Медленно, хрустя суставами, как ржавая механическая кукла, Охапка поднимается с места, нестройно ковыляет до учительского стола и опускает на него половинку бумажного листа с синеющей печатью.
Только карты таро остается раскладывать, откуда он эти справки достает. Неужели опытный врач не поймет, что он колется? Наши, деревенские, может и не поняли бы, но здесь-то Москва!
Кстати, а он побрил голову. Налысо. Нет больше торчащих черных патлов, а похож он теперь не на Вилли Вонку, а на прыщавого паренька, только-только призванного в армию. Мне даже как-то легче от этого. Мерзко вспоминать, как эти самые волосы были склеены рвотой и как я, лично я, эту рвоту с волос отмывал. Помнит? Вряд ли. Но зачем-то решил подстричься.
- Подойдем к нему после физики? - шепчу Яне, которая бесшумно достает из пенала карамельку.
Она прослеживает мой взгляд. Пожимает плечами:
- Да зачем? Вдруг он говорить не захочет... Все-таки опять наверняка во всем дядя виноват.
- Почему дядя?
- Ну потому что он всегда из-за Лазаря пропускает. Приходит и говорит, что болел, а сам в синяках весь. Спросишь: откуда? "От дяди". Вон, видишь? Шея вся синяя, он ее воротником прикрыть пытается.
Я оборачиваюсь. Охапка ерзает на стуле и теребит воротник, а на длинной, тонкой шее... действительно посинение и даже... будто бы отпечатки ладоней!
- Тогда нам тем более надо подойти! - восклицаю слишком уж громко. Колобуся с презрением косится на меня. - Ян?

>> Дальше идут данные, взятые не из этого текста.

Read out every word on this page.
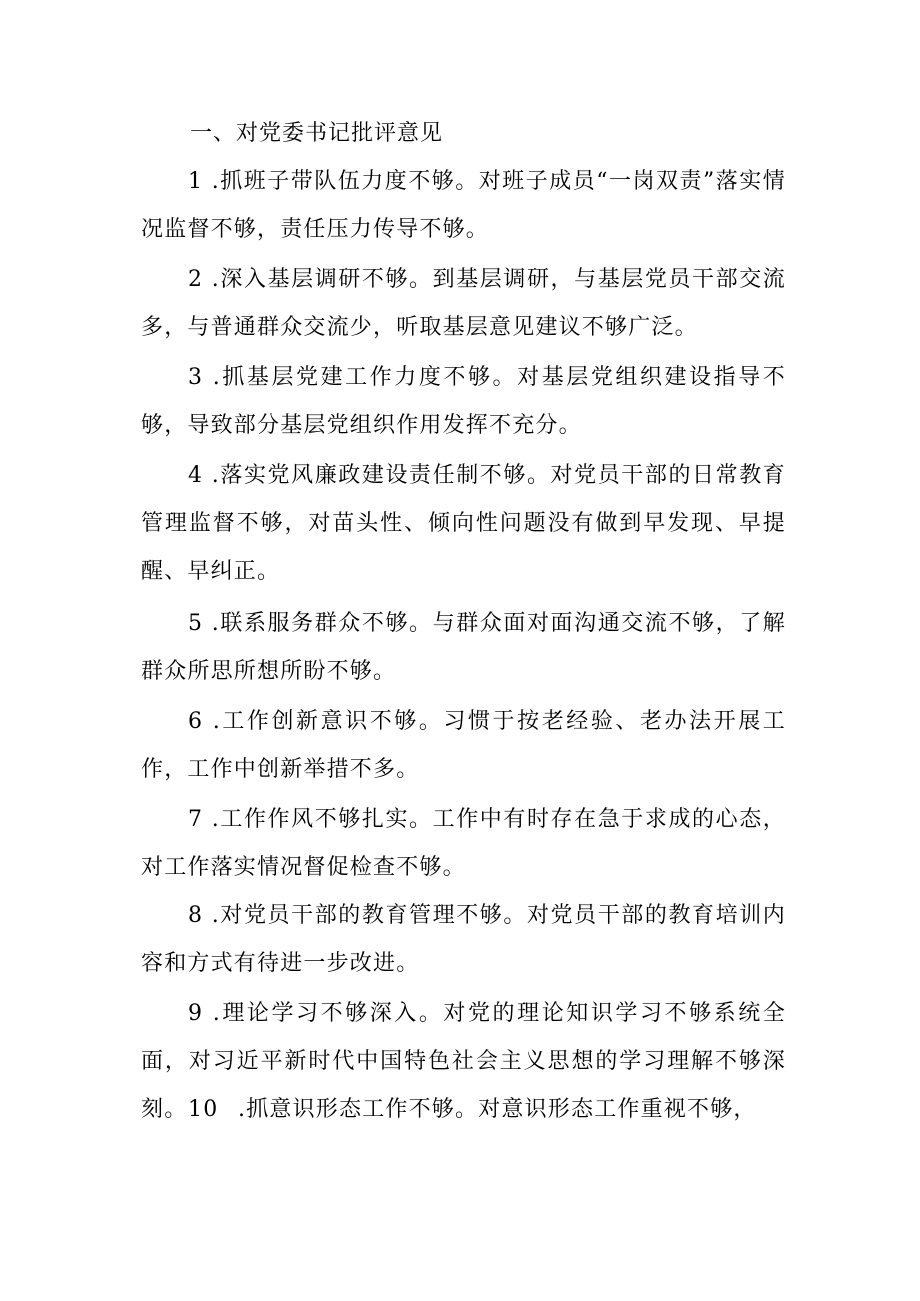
一、对党委书记批评意见

1 .抓班子带队伍力度不够。对班子成员“一岗双责”落实情况监督不够，责任压力传导不够。

2 .深入基层调研不够。到基层调研，与基层党员干部交流多，与普通群众交流少，听取基层意见建议不够广泛。

3 .抓基层党建工作力度不够。对基层党组织建设指导不够，导致部分基层党组织作用发挥不充分。

4 .落实党风廉政建设责任制不够。对党员干部的日常教育管理监督不够，对苗头性、倾向性问题没有做到早发现、早提醒、早纠正。

5 .联系服务群众不够。与群众面对面沟通交流不够，了解群众所思所想所盼不够。

6 .工作创新意识不够。习惯于按老经验、老办法开展工作，工作中创新举措不多。

7 .工作作风不够扎实。工作中有时存在急于求成的心态，对工作落实情况督促检查不够。

8 .对党员干部的教育管理不够。对党员干部的教育培训内容和方式有待进一步改进。

9 .理论学习不够深入。对党的理论知识学习不够系统全面，对习近平新时代中国特色社会主义思想的学习理解不够深刻。 10 .抓意识形态工作不够。对意识形态工作重视不够，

- Я... не очень хочу связываться с их семьей, - рассасывая конфету, она прикрывает глаза, и ее хрупкие плечики тоскливо опускаются. - Мне правда страшно!
И я возмущаюсь.
- Всем страшно! Все боятся и не подходят! Даже учителя его не трогают, потому что Лазаря побаиваются!
- А ты вообще, я вижу, ничего не боишься?
Я поистине вспыхиваю. Уговаривать тебя у меня нет времени! А с собой кого-то взять нужно. Такого, как ты, Яна. Доверчивого и наивного. А ты... боишься! Какого-то мальчишку - боишься! Может...
- Ладно, - вдруг соглашается она. Облегченно выдыхаю. Видимо, ей и самой стыдно. - И надо же тебе было с ними связаться!
Пожимаю плечами. Я связался, и уже давно. С тех, наверное, пор, как Охапка всучил мне проклятую "Аленку". И сейчас, когда разгадка всего уже почти у меня в руках, я не могу так просто это оставить!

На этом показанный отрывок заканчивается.